Venegono Inferiore (Varese), 5 settembre 2017 - E' grave ma stabile Gianluca Di Gioia, il professore italiano 36enne, originario di Caltavuturo (Palermo), ma residente nel Varesotto, aggredito, derubato e avvelenato in Laos. Ricoverato all'ospedale Udon Thani di Bangkok, a fornire un aggiornamento del suo quadro clinico è il fratello Salvatore che si trova accanto a lui insieme alla madre.
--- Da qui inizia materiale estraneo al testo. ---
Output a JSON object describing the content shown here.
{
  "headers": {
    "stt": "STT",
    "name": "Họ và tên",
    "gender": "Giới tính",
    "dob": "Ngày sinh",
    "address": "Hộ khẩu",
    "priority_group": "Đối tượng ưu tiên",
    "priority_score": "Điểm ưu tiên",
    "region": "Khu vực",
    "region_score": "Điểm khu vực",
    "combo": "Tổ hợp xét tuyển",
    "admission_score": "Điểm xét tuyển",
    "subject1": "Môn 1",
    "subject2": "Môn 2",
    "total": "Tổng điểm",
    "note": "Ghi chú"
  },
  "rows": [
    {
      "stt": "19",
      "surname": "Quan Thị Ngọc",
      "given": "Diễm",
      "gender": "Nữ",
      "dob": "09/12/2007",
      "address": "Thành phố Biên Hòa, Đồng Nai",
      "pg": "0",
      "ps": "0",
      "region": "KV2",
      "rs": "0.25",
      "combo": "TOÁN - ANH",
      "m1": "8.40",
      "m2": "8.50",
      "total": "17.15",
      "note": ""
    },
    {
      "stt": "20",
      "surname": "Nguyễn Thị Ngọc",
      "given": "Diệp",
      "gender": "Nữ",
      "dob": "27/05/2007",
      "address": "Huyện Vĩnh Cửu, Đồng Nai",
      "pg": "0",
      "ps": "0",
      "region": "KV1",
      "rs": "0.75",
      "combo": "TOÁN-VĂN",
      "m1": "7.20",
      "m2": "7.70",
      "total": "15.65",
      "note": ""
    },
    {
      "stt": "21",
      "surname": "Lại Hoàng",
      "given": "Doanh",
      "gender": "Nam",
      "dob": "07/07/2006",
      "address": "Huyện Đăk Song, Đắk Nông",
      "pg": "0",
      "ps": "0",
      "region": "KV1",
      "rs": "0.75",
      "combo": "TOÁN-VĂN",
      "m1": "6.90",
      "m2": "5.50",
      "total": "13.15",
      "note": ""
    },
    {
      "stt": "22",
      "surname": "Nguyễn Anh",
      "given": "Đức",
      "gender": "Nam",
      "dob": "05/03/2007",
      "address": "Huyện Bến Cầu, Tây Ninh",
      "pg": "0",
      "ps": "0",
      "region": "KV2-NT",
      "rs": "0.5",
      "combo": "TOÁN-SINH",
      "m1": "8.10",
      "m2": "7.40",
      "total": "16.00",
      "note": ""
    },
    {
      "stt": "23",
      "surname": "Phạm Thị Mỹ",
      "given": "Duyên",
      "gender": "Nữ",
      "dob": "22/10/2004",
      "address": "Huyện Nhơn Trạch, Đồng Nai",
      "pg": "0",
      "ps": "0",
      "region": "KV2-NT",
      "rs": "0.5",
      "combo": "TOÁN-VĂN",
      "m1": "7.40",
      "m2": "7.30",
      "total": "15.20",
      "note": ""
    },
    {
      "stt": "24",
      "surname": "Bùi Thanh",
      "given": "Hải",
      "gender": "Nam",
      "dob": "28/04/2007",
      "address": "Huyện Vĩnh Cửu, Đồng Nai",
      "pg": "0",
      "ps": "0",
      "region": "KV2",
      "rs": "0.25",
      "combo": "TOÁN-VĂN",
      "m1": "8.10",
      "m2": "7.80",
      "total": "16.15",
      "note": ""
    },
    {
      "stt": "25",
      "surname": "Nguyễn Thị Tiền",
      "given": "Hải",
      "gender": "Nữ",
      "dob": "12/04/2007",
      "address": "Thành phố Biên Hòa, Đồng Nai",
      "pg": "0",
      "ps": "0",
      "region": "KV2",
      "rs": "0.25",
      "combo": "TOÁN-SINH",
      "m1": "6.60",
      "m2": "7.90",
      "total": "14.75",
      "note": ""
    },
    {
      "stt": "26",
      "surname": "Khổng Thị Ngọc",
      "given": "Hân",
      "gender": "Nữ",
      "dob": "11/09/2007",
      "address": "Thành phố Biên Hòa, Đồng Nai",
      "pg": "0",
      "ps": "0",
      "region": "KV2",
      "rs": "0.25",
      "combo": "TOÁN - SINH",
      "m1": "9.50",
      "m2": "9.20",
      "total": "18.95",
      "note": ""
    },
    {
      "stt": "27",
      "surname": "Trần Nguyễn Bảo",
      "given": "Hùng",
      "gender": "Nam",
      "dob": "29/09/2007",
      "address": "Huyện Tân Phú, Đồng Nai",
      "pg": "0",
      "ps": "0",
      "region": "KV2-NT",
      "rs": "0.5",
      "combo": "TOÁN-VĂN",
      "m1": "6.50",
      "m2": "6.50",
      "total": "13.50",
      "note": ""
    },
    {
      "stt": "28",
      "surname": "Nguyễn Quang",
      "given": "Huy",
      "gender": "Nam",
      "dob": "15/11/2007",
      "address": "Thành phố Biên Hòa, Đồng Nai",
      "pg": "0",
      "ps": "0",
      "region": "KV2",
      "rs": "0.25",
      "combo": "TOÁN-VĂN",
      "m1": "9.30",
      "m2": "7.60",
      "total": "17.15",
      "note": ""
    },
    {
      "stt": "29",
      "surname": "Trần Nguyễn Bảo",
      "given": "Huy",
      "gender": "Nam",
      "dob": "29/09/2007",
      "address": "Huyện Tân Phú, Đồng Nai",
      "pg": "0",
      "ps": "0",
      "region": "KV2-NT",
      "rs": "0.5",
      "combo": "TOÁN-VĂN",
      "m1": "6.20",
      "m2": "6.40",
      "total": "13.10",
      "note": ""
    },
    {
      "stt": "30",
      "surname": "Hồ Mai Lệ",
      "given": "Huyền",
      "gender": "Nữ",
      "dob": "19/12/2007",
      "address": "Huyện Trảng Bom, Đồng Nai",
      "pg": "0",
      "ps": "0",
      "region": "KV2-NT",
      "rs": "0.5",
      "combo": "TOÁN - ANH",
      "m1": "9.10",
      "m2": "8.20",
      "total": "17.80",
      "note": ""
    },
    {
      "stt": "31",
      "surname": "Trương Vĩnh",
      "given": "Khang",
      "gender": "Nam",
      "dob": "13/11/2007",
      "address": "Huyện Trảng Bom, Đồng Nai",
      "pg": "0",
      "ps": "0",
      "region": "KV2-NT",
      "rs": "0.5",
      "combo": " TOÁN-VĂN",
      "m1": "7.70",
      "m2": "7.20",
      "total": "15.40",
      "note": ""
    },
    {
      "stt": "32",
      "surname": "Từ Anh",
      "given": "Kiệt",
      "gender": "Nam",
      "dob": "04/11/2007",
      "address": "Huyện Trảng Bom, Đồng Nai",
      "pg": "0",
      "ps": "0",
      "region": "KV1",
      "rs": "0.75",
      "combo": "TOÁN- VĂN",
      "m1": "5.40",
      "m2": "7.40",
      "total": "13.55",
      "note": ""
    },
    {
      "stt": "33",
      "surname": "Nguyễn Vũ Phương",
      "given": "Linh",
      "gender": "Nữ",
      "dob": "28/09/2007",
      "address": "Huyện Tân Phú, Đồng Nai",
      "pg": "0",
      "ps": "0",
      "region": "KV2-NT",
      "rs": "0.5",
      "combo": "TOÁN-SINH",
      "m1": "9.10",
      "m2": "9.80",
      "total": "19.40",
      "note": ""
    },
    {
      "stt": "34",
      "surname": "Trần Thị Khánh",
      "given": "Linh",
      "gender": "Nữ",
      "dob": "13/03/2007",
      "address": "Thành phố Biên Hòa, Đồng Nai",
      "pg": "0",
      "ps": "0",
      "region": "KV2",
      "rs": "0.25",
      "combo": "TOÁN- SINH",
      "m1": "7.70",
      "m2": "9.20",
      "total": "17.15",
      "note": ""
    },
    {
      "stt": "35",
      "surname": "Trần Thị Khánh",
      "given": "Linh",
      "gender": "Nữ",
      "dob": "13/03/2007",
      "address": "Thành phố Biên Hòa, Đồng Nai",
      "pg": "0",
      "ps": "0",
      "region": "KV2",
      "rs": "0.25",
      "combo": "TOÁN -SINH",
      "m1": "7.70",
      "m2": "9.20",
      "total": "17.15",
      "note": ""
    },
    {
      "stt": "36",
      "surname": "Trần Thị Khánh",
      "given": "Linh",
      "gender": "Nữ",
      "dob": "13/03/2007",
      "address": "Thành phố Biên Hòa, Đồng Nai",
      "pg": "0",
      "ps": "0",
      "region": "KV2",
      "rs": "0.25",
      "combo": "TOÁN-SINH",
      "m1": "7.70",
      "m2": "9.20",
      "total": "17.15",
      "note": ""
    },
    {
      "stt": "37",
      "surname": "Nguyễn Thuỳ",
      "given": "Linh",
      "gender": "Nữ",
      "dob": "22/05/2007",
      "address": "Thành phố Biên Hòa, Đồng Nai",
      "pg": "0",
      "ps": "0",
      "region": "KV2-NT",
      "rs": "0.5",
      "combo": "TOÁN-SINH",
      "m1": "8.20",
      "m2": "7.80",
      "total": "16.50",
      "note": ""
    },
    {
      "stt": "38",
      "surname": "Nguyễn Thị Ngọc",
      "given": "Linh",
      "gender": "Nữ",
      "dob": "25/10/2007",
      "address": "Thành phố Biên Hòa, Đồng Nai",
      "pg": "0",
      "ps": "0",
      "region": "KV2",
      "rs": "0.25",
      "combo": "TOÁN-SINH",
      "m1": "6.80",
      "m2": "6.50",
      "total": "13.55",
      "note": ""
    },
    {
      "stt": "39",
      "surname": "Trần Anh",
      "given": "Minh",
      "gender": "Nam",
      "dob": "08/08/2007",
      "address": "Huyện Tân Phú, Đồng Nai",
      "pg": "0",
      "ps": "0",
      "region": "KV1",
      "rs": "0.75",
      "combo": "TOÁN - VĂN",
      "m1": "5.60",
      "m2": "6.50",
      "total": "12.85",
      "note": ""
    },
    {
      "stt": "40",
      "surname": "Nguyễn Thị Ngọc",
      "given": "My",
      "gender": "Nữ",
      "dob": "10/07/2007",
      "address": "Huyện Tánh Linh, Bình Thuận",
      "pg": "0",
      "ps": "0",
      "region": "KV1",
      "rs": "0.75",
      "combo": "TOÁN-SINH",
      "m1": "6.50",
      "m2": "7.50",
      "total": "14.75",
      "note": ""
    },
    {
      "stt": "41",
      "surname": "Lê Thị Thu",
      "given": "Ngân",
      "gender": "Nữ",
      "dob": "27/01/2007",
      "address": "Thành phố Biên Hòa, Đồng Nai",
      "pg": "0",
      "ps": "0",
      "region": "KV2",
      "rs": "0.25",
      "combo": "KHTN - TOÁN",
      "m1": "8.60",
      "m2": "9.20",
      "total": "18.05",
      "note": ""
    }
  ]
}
Intanto, l'amico di infanzia Luca Antonio Labollita, che ha creato il gruppo 'Aiutiamo Gianluca', mobilitando migliaia di persone per una raccolta di fondi, è riuscito a contattare il cantante preferito del Digio, come viene affettuosamente chiamato, Gialunca Grignani". Mi ha fatto pervenire un messaggio che io ho subito girato al fratello e ora lo fanno ascoltare in loop continuamente a Gianluca. Grignani gli chiede di non mollare: "Ciao Gianluca, sono colpito da quello che ti e' successo e ti auguro di riprenderti al piu' presto. Credo che ci siano energie intorno a te che ti vegliano. Non è un caso che hai il mio stesso nome... sento che ce la farai davvero, ti auguro tutto il meglio e appena ti alzi viene a trovarmi. Le energie che abbiamo dentro sono più forti di quello che succede intorno, soprattutto quando si è persone ispirate da qualche cosa, come te e me. Sono sicuro che tornerai al massimo, ti abbraccio e ti aspetto". 

Ieri pomeriggio le sue condizioni sono peggiorate dopo che in mattinata il fratello Salvatore aveva annunciato il risveglio dal coma; poi è subentrata una grave crisi respiratoria con la necessità di collegare Gianluca nuovamente a una macchina.  Rilanciata la campagna di raccolta fondi: "Servono aiuti urgenti per poterlo curare".